Louis Goldstein, PhD
Professor of Linguistics
Dr. Goldstein’s research program for the past thirty-five years has involved developing novel techniques for acquiring, analyzing, and modeling speech kinematics and dynamics, along with pioneering a theoretical framework for the phonological description (Articulatory Phonology) that formally decomposes information content into units of articulatory action, thus making direct contact with these data sources. He has a substantial body of experience developing tools to help linguists leverage RT-MRI to answer fundamental questions in phonetics and phonology.
Khalil Iskarous, PhD
Associate Professor of Linguistics
Dr. Iskarous studies the motor organization of the human speech production system, and is using dynamic MRI imaging to probe the marvel of how we speak. He is especially interested in how advanced machine learning methods can be used to quantify movements of the vocal organs, and how what is learnt about the relationship between speech acoustics and speech motor control from this facility can be used to improve the use of machine learning for documentation and revitalization of under-resourced languages.

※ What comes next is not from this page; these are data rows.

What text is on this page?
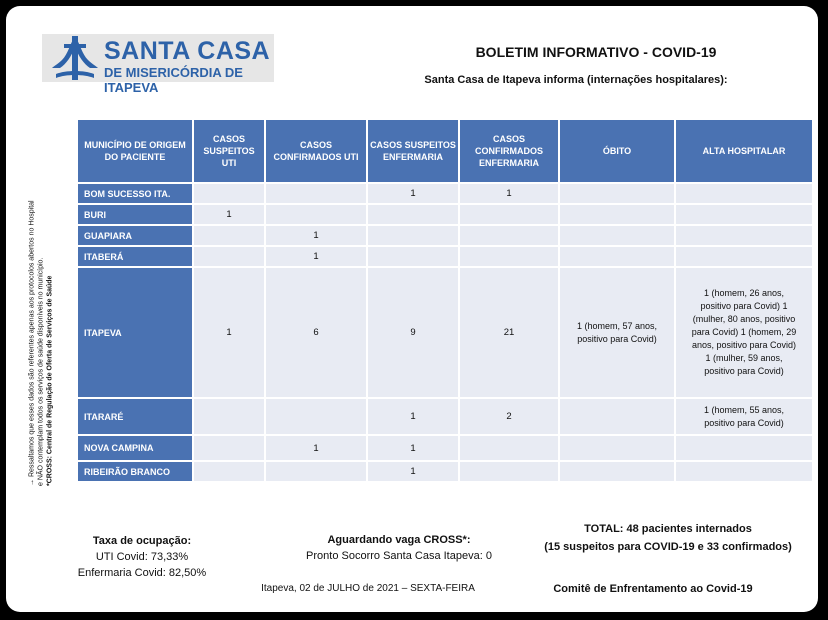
SANTA CASA
DE MISERICÓRDIA DE ITAPEVA
BOLETIM INFORMATIVO - COVID-19
Santa Casa de Itapeva informa (internações hospitalares):
→ Ressaltamos que esses dados são referentes apenas aos protocolos abertos no Hospital e NÃO contemplam todos os serviços de saúde disponíveis no município. *CROSS: Central de Regulação de Oferta de Serviços de Saúde
MUNICÍPIO DE ORIGEM DO PACIENTE	CASOS SUSPEITOS UTI	CASOS CONFIRMADOS UTI	CASOS SUSPEITOS ENFERMARIA	CASOS CONFIRMADOS ENFERMARIA	ÓBITO	ALTA HOSPITALAR
BOM SUCESSO ITA.			1	1		
BURI	1					
GUAPIARA		1				
ITABERÁ		1				
ITAPEVA	1	6	9	21	1 (homem, 57 anos, positivo para Covid)	1 (homem, 26 anos, positivo para Covid) 1 (mulher, 80 anos, positivo para Covid) 1 (homem, 29 anos, positivo para Covid) 1 (mulher, 59 anos, positivo para Covid)
ITARARÉ			1	2		1 (homem, 55 anos, positivo para Covid)
NOVA CAMPINA		1	1			
RIBEIRÃO BRANCO			1			
Taxa de ocupação:
UTI Covid: 73,33%
Enfermaria Covid: 82,50%
Aguardando vaga CROSS*:
Pronto Socorro Santa Casa Itapeva: 0
TOTAL: 48 pacientes internados
(15 suspeitos para COVID-19 e 33 confirmados)
Itapeva, 02 de JULHO de 2021 – SEXTA-FEIRA	Comitê de Enfrentamento ao Covid-19
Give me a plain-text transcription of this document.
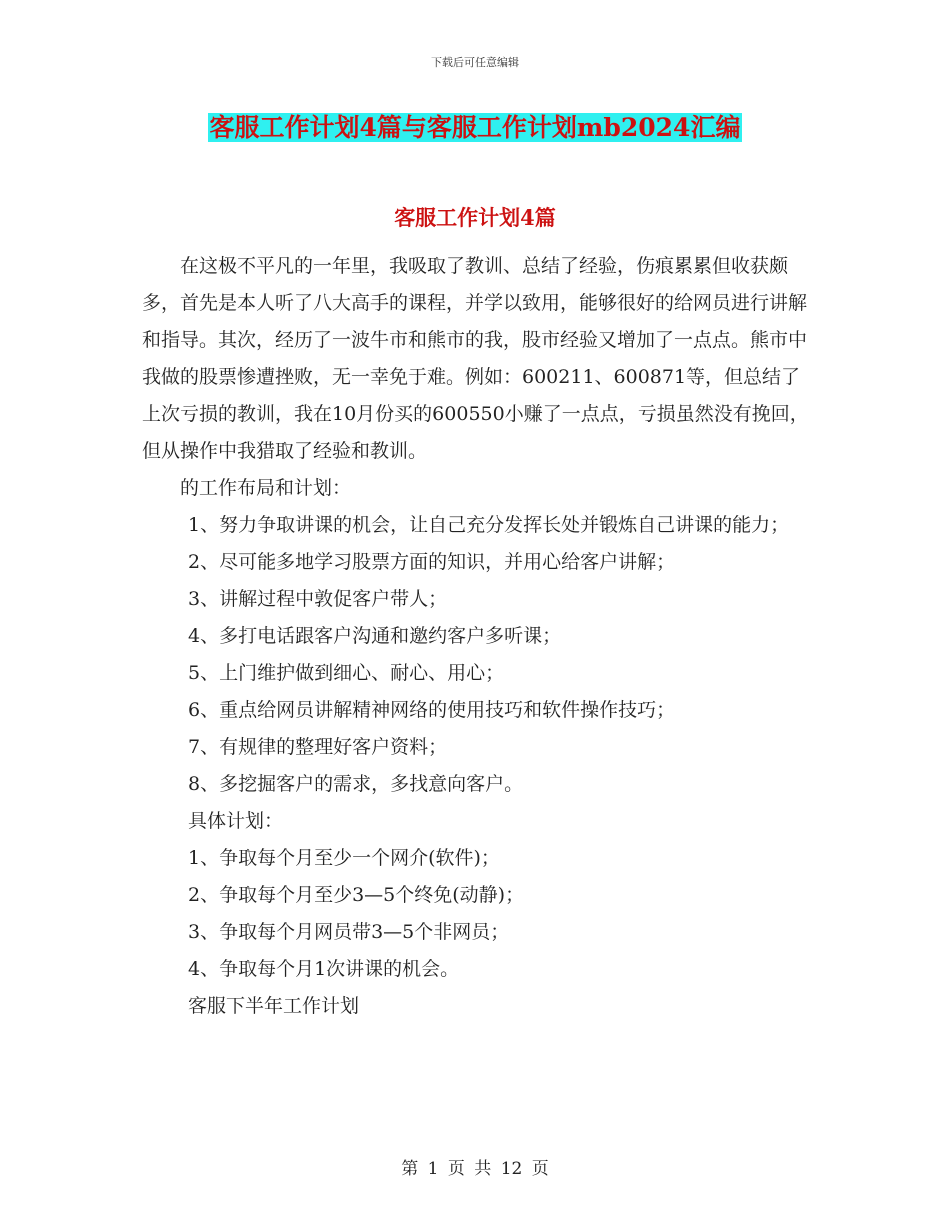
下载后可任意编辑
客服工作计划4篇与客服工作计划mb2024汇编
客服工作计划4篇

在这极不平凡的一年里，我吸取了教训、总结了经验，伤痕累累但收获颇多，首先是本人听了八大高手的课程，并学以致用，能够很好的给网员进行讲解和指导。其次，经历了一波牛市和熊市的我，股市经验又增加了一点点。熊市中我做的股票惨遭挫败，无一幸免于难。例如：600211、600871等，但总结了上次亏损的教训，我在10月份买的600550小赚了一点点，亏损虽然没有挽回，但从操作中我猎取了经验和教训。

的工作布局和计划：

1、努力争取讲课的机会，让自己充分发挥长处并锻炼自己讲课的能力；

2、尽可能多地学习股票方面的知识，并用心给客户讲解；

3、讲解过程中敦促客户带人；

4、多打电话跟客户沟通和邀约客户多听课；

5、上门维护做到细心、耐心、用心；

6、重点给网员讲解精神网络的使用技巧和软件操作技巧；

7、有规律的整理好客户资料；

8、多挖掘客户的需求，多找意向客户。

具体计划：

1、争取每个月至少一个网介(软件)；

2、争取每个月至少3—5个终免(动静)；

3、争取每个月网员带3—5个非网员；

4、争取每个月1次讲课的机会。

客服下半年工作计划

第 1 页 共 12 页
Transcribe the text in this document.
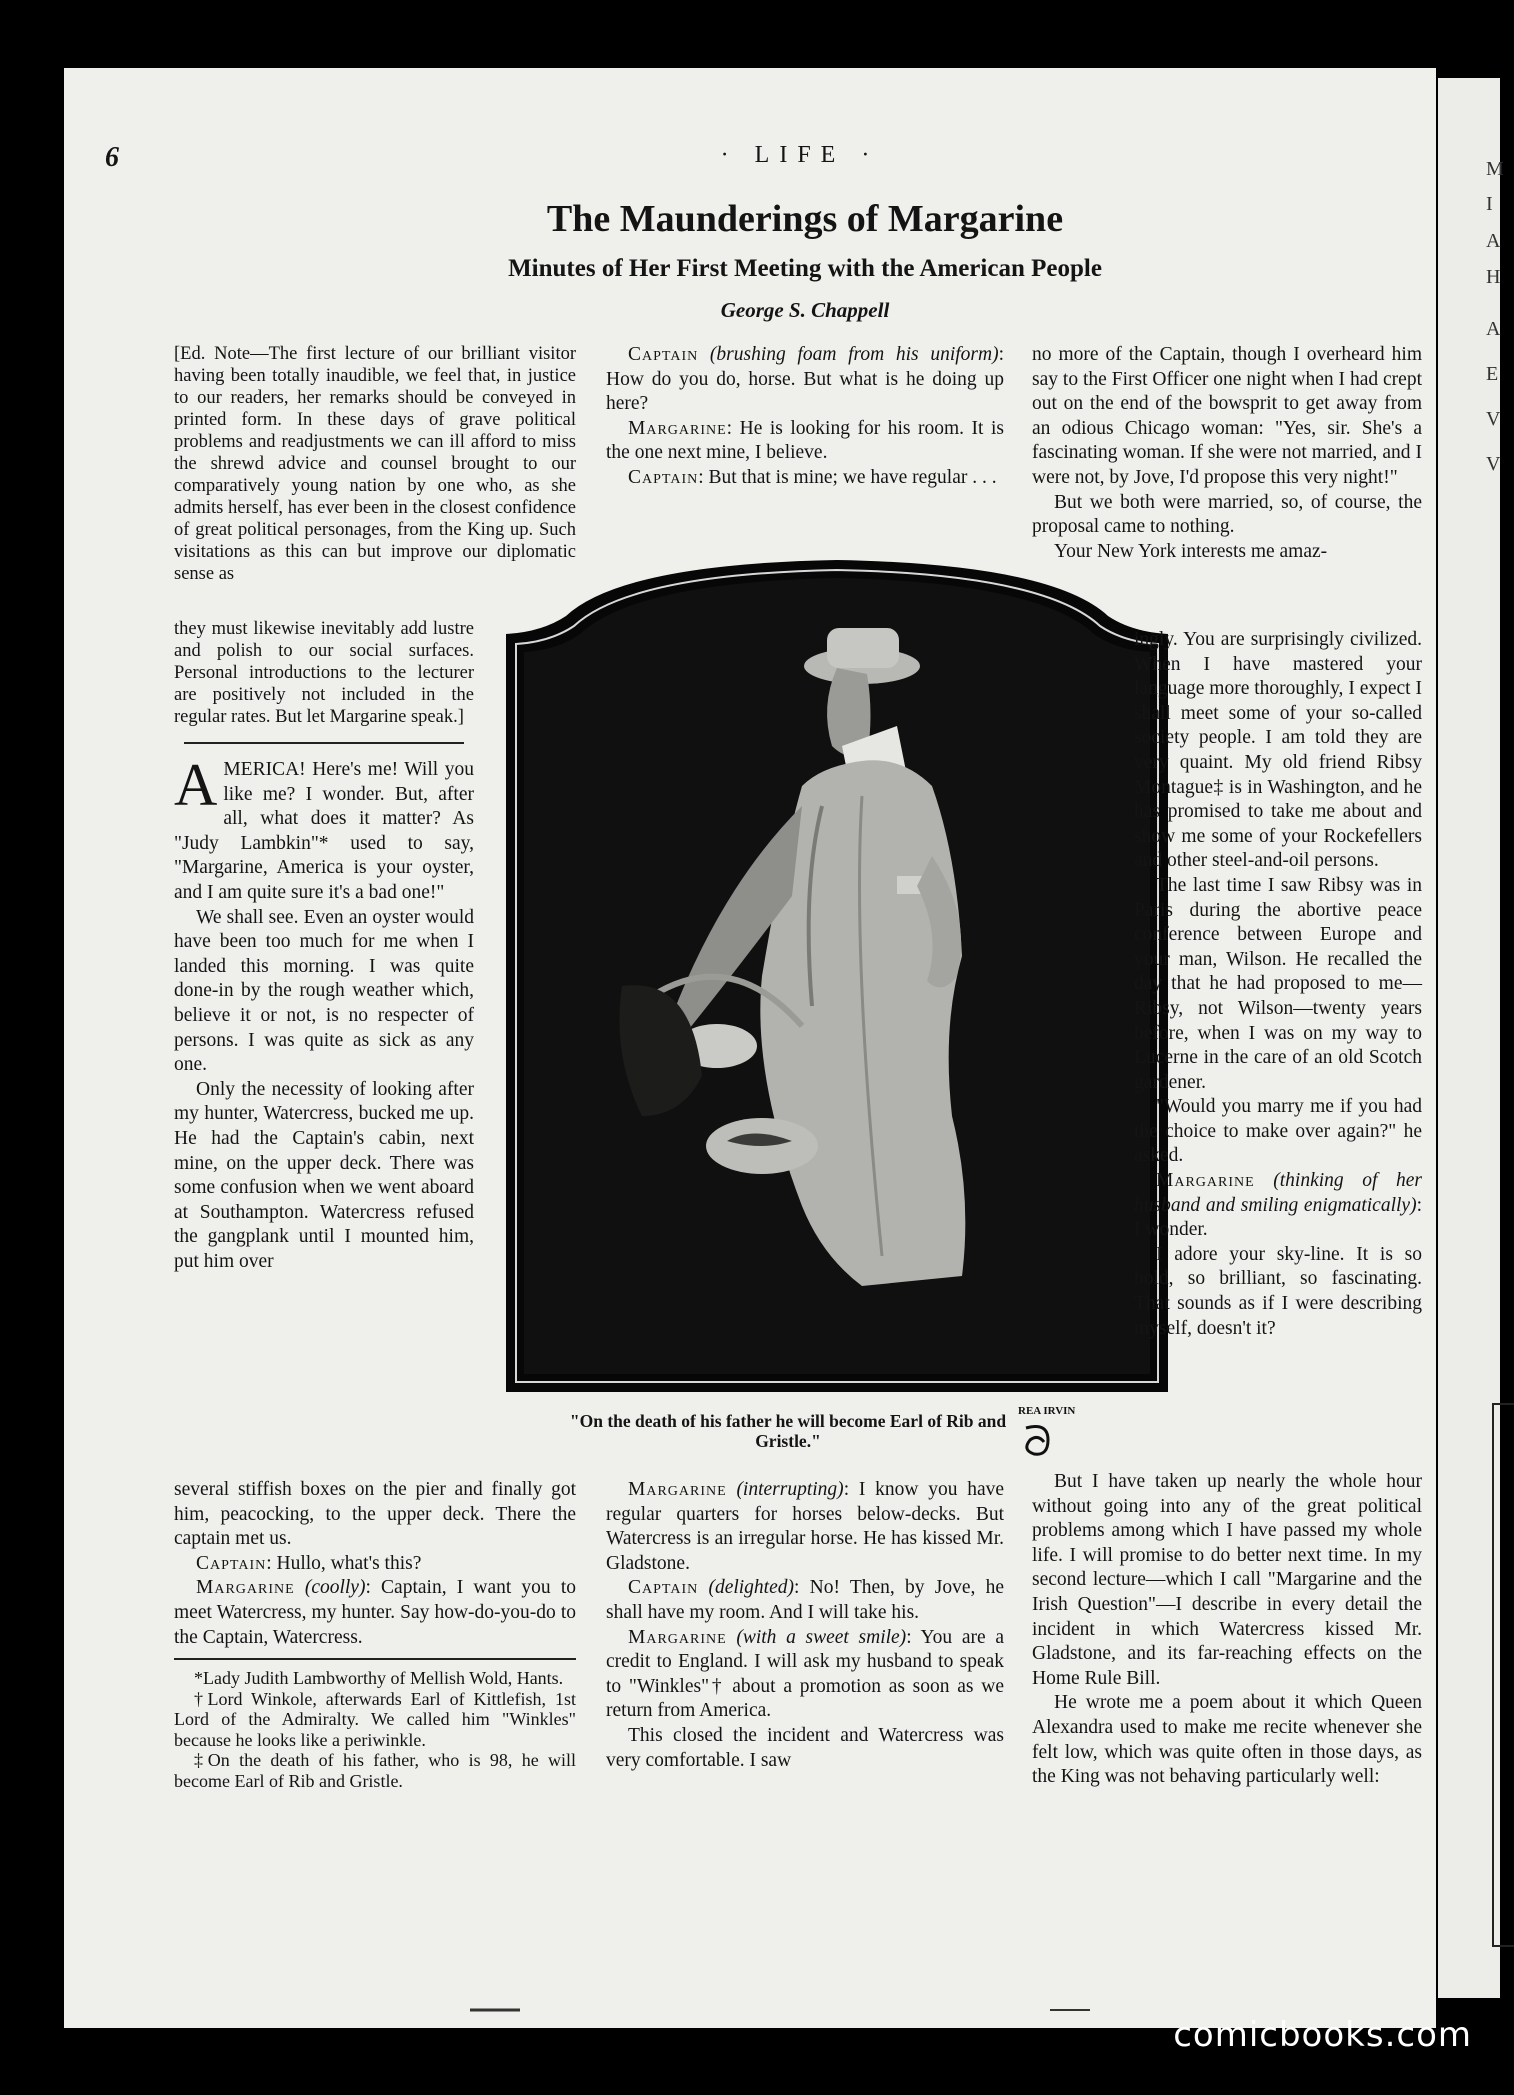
M
I
A
H
A
E
V
V
6	· LIFE ·
The Maunderings of Margarine
Minutes of Her First Meeting with the American People
George S. Chappell

[Ed. Note—The first lecture of our brilliant visitor having been totally inaudible, we feel that, in justice to our readers, her remarks should be conveyed in printed form. In these days of grave political problems and readjustments we can ill afford to miss the shrewd advice and counsel brought to our comparatively young nation by one who, as she admits herself, has ever been in the closest confidence of great political personages, from the King up. Such visitations as this can but improve our diplomatic sense as

they must likewise inevitably add lustre and polish to our social surfaces. Personal introductions to the lecturer are positively not included in the regular rates. But let Margarine speak.]

AMERICA! Here's me! Will you like me? I wonder. But, after all, what does it matter? As "Judy Lambkin"* used to say, "Margarine, America is your oyster, and I am quite sure it's a bad one!"

We shall see. Even an oyster would have been too much for me when I landed this morning. I was quite done-in by the rough weather which, believe it or not, is no respecter of persons. I was quite as sick as any one.

Only the necessity of looking after my hunter, Watercress, bucked me up. He had the Captain's cabin, next mine, on the upper deck. There was some confusion when we went aboard at Southampton. Watercress refused the gangplank until I mounted him, put him over

several stiffish boxes on the pier and finally got him, peacocking, to the upper deck. There the captain met us.

Captain: Hullo, what's this?

Margarine (coolly): Captain, I want you to meet Watercress, my hunter. Say how-do-you-do to the Captain, Watercress.

*Lady Judith Lambworthy of Mellish Wold, Hants.

†Lord Winkole, afterwards Earl of Kittlefish, 1st Lord of the Admiralty. We called him "Winkles" because he looks like a periwinkle.

‡On the death of his father, who is 98, he will become Earl of Rib and Gristle.

Captain (brushing foam from his uniform): How do you do, horse. But what is he doing up here?

Margarine: He is looking for his room. It is the one next mine, I believe.

Captain: But that is mine; we have regular . . .

"On the death of his father he will become Earl of Rib and Gristle."
REA IRVIN

Margarine (interrupting): I know you have regular quarters for horses below-decks. But Watercress is an irregular horse. He has kissed Mr. Gladstone.

Captain (delighted): No! Then, by Jove, he shall have my room. And I will take his.

Margarine (with a sweet smile): You are a credit to England. I will ask my husband to speak to "Winkles"† about a promotion as soon as we return from America.

This closed the incident and Watercress was very comfortable. I saw

no more of the Captain, though I overheard him say to the First Officer one night when I had crept out on the end of the bowsprit to get away from an odious Chicago woman: "Yes, sir. She's a fascinating woman. If she were not married, and I were not, by Jove, I'd propose this very night!"

But we both were married, so, of course, the proposal came to nothing.

Your New York interests me amaz-

ingly. You are surprisingly civilized. When I have mastered your language more thoroughly, I expect I shall meet some of your so-called society people. I am told they are very quaint. My old friend Ribsy Montague‡ is in Washington, and he has promised to take me about and show me some of your Rockefellers and other steel-and-oil persons.

The last time I saw Ribsy was in Paris during the abortive peace conference between Europe and your man, Wilson. He recalled the day that he had proposed to me—Ribsy, not Wilson—twenty years before, when I was on my way to Lucerne in the care of an old Scotch gardener.

"Would you marry me if you had the choice to make over again?" he asked.

Margarine (thinking of her husband and smiling enigmatically): I wonder.

I adore your sky-line. It is so bold, so brilliant, so fascinating. That sounds as if I were describing myself, doesn't it?

But I have taken up nearly the whole hour without going into any of the great political problems among which I have passed my whole life. I will promise to do better next time. In my second lecture—which I call "Margarine and the Irish Question"—I describe in every detail the incident in which Watercress kissed Mr. Gladstone, and its far-reaching effects on the Home Rule Bill.

He wrote me a poem about it which Queen Alexandra used to make me recite whenever she felt low, which was quite often in those days, as the King was not behaving particularly well:

comicbooks.com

Shrikanth (Shri) Narayanan, PhD
University Professor and Niki & Max Nikias Chair in Engineering
Dr. Narayanan’s work focuses on developing and applying engineering methods to understand human communication, interaction and behavior, and to develop technologies that support human experiences. This includes sensing and imaging to illuminate the intricate details of speech production, signal processing and computing to visualize, model and interpret multimodal data and technologies to support novel clinical applications. Movements of the vocal organs, and how what is learnt about the relationship between speech acoustics and speech motor control from this facility, can be used to improve the use of machine learning for documentation and revitalization of under-resourced languages.
Krishna S. Nayak, PhD
Professor of Electrical and Computer Engineering, Biomedical Engineering, and Radiology
Dr. Nayak is an expert at MRI physics and real-time MRI technology. He leads the development of the MRI acquisition and reconstruction methods that are used by this team to visualize the dynamics of vocal tract shaping.
Yijing Lu, MA
PhD student in Linguistics
Yijing Lu’s research focuses on speech production and articulation, especially in atypical speakers. Leveraging vocal tract RT-MRI, her dissertation project aims to reveal the articulatory mechanisms underlying stuttering. The movements of all vocal tract structures during stuttering have never been visualized before. RT-MRI provides an unprecedented opportunity to do so. With the abundance and quality of articulatory data that RT-MRI enables, new insights can be drawn as to the nature of articulatory breakdowns during stuttering, as well as the mechanism of maintaining articulator coordination in fluent speech.